Die zweite Annahme ist ebenfalls falsch oder zumindest unpräzise. Die Entfesselung der Marktkräfte habe nicht geholfen, sondern habe die Wirtschaft geschwächt. Die einseitige Aufgabe der Gold-Bindung des Dollars ermöglichte nach 1971 eine fast unbegrenzte Geldschöpfung der Banken und eine künstliche Ausweitung der Kredit- und Geldmengen. Dies war eine rein staatliche Entscheidung. Die Bürger Amerikas wurden nicht gefragt. Auch die Bürger in Deutschland, Großbritannien oder Japan konnten nicht individuell entscheiden, ob sie diese neue Geldordnung wollen oder nicht. Selbst durch demokratische Wahlen wurde dieser willkürliche Akt nicht legitimiert. Die neue Geldordnung sollte als Abkürzung zu einer stabilen und nachhaltigen Wirtschaftsentwicklung führen. Stattdessen wirkte sie wie süßes Gift, dass den Eindruck vermittelte, dass Wohlstand ohne Sparen möglich ist. Kurzfristig mag dies vielleicht geholfen haben, jedoch um den Preis späterer monetärer Schocks, weil Unternehmen in ambitiöse Investitionsprojekte gelockt wurden, die sich als nicht rentabel herausstellten und daher nicht vollendet werden konnten. Die Zulassung eines Rechtsrahmens, der solche Kredit ohne einen zuvor erfolgten Sparvorgang ermöglicht, hat einigen geholfen, insbesondere den Banken und den Schuldnern. Beide wurden immer größer und mächtiger. Das Wirtschaftssystem spielt in der Folge verrückt. Unternehmen handeln plötzlich so, als wenn die Bürger ihnen viel mehr Ersparnisse zur Verfügung gestellt hätten. Tatsächlich ist es nur eine Geldillusion, die als solche von den Marktteilnehmern erkannt wird und sich korrigieren will. Die Notenbanken intervenierten anschließend mit noch niedrigeren Zinsen und noch billigerem Geld. Die Interventionsspirale des Staates dreht sich daher immer schneller.

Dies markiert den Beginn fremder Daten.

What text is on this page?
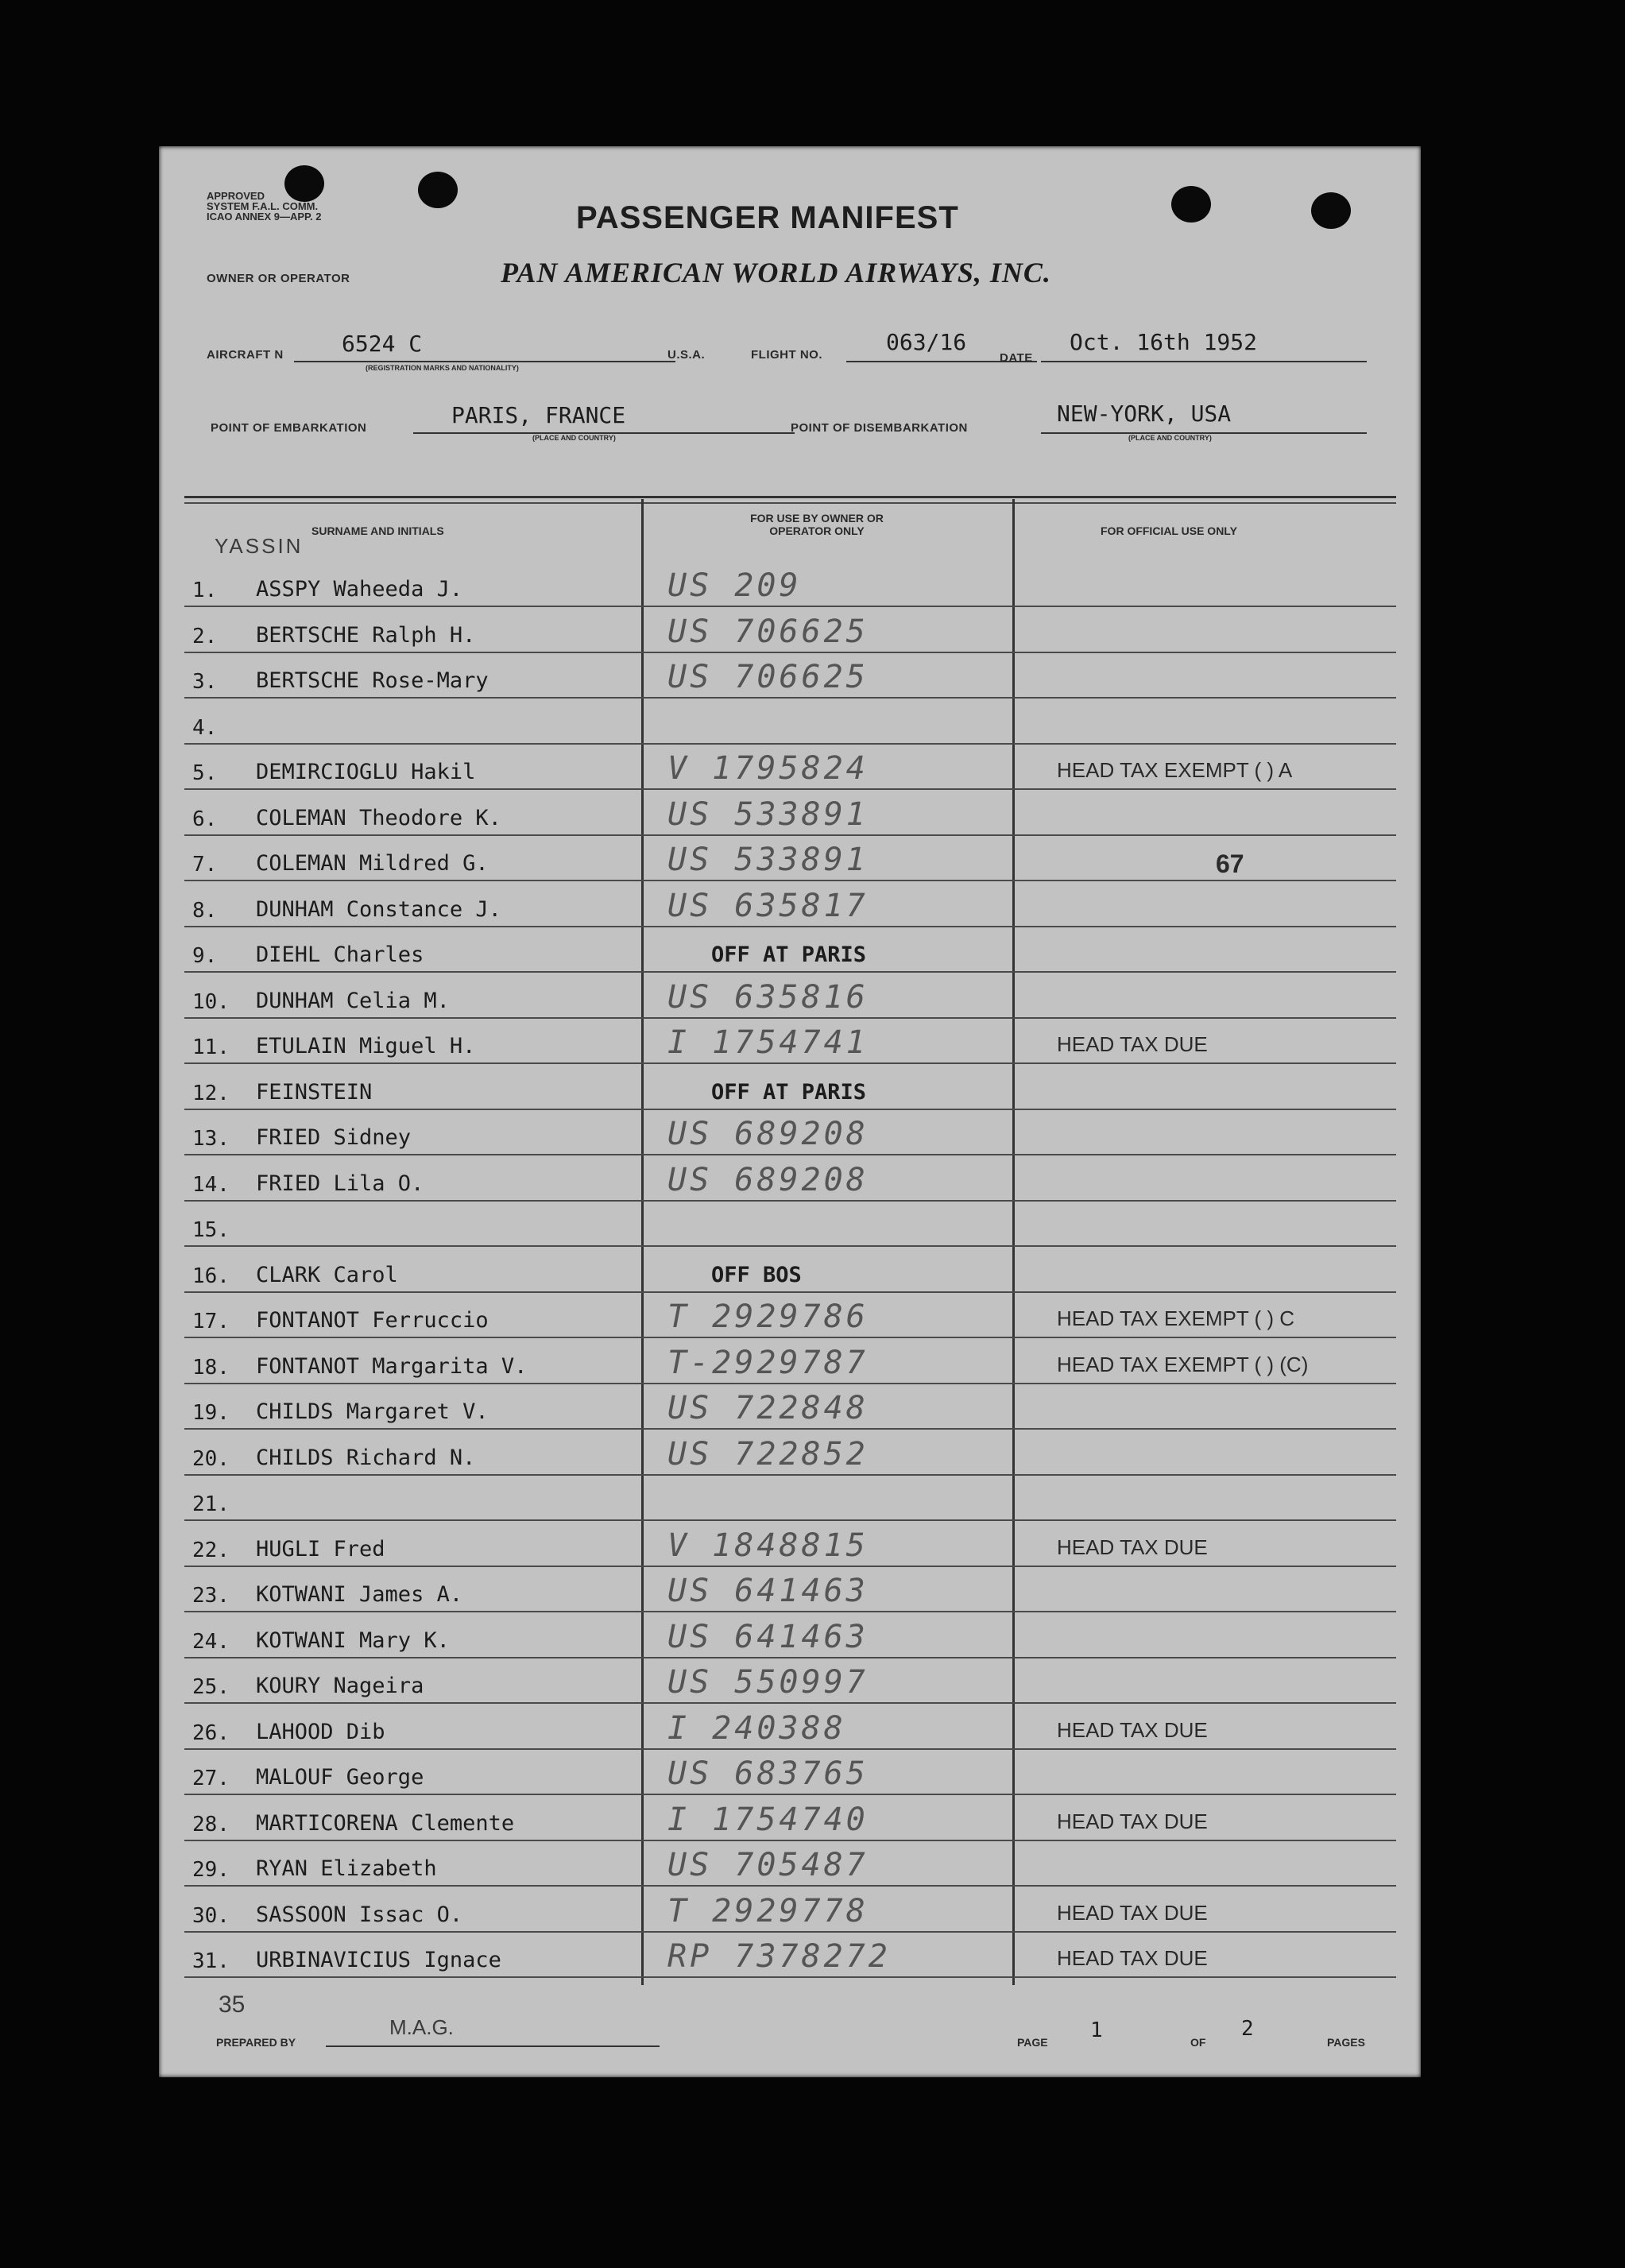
APPROVED
SYSTEM F.A.L. COMM.
ICAO ANNEX 9—APP. 2	PASSENGER MANIFEST
OWNER OR OPERATOR	PAN AMERICAN WORLD AIRWAYS, INC.
AIRCRAFT N	6524 C
(REGISTRATION MARKS AND NATIONALITY)
U.S.A.	FLIGHT NO.	063/16
DATE
Oct. 16th 1952
POINT OF EMBARKATION	PARIS, FRANCE
(PLACE AND COUNTRY)
POINT OF DISEMBARKATION
NEW-YORK, USA
(PLACE AND COUNTRY)
SURNAME AND INITIALS
FOR USE BY OWNER OR OPERATOR ONLY	FOR OFFICIAL USE ONLY
1. ASSPY Waheeda J.	US 209
2. BERTSCHE Ralph H.	US 706625
3. BERTSCHE Rose-Mary	US 706625
4.
5. DEMIRCIOGLU Hakil	V 1795824	HEAD TAX EXEMPT ( ) A
6. COLEMAN Theodore K.	US 533891
7. COLEMAN Mildred G.	US 533891	67
8. DUNHAM Constance J.	US 635817
9. DIEHL Charles	OFF AT PARIS
10. DUNHAM Celia M.	US 635816
11. ETULAIN Miguel H.	I 1754741	HEAD TAX DUE
12. FEINSTEIN	OFF AT PARIS
13. FRIED Sidney	US 689208
14. FRIED Lila O.	US 689208
15.
16. CLARK Carol	OFF BOS
17. FONTANOT Ferruccio	T 2929786	HEAD TAX EXEMPT ( ) C
18. FONTANOT Margarita V.	T-2929787	HEAD TAX EXEMPT ( ) (C)
19. CHILDS Margaret V.	US 722848
20. CHILDS Richard N.	US 722852
21.
22. HUGLI Fred	V 1848815	HEAD TAX DUE
23. KOTWANI James A.	US 641463
24. KOTWANI Mary K.	US 641463
25. KOURY Nageira	US 550997
26. LAHOOD Dib	I 240388	HEAD TAX DUE
27. MALOUF George	US 683765
28. MARTICORENA Clemente	I 1754740	HEAD TAX DUE
29. RYAN Elizabeth	US 705487
30. SASSOON Issac O.	T 2929778	HEAD TAX DUE
31. URBINAVICIUS Ignace	RP 7378272	HEAD TAX DUE
YASSIN
35
PREPARED BY
M.A.G.
PAGE 1	OF
2
PAGES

Mit dem liberalen Grundsatz, der Gleichheit vor dem Recht, hat dies jedoch nichts zu tun. Dort würde es als Betrug entlarvt. Es hat auch nichts mit Marktwirtschaft als die liberale Wirtschaftsordnung zu tun. In ihr würde es den Austritt von Marktteilnehmern geben. Staaten und Banken würden in dieser Marktordnung pleitegehen, Gläubiger würden auf Teile der Rückzahlung verzichten müssen und anschließend sich vorsichtiger verhalten. Es wäre ein gesundes Wirtschaften, weil Fehlentscheidungen im Kleinen korrigiert würden und keine kollektive Bestrafung aller, die zum großen Teil nichts mit den Fehlentwicklungen zu tun haben, stattfindet.

Die dritte Annahme ist ebenfalls haarig: Die Kluft zwischen Arm und Reich würde zunehmen. Das ist leicht dahingesagt. Was ist der Maßstab? Ist es die Zeit eines Anton Fuggers, der seit dem Mittelalter bis heute als der reichste Mensch gilt. Oder ist es die Zeit eines Hugo Stinnes, der Anfang des 20. Jahrhunderts zu großem Vermögen kam? Wahrscheinlich war die Ungleichheit 1946 in Deutschland und anderen Ländern geringer als heute, doch weite Teile Europas und der Welt waren zerstört und vernichtet. Es ging allen schlecht. 1,4 Milliarden Chinesen sind heute Wohlhabender als zu Zeiten Maos, als dieser Millionen verhungern ließ. Trotz seines unendlichen Vermögens hatte Anton Fugger kein Telefon, kein Auto und auch keine Krankenversicherung, die ihm auch noch im hohen Alter umfassende medizinische Versorgung garantiert – vom künstlichen Hüftgelenk bis zum Herzschrittmacher.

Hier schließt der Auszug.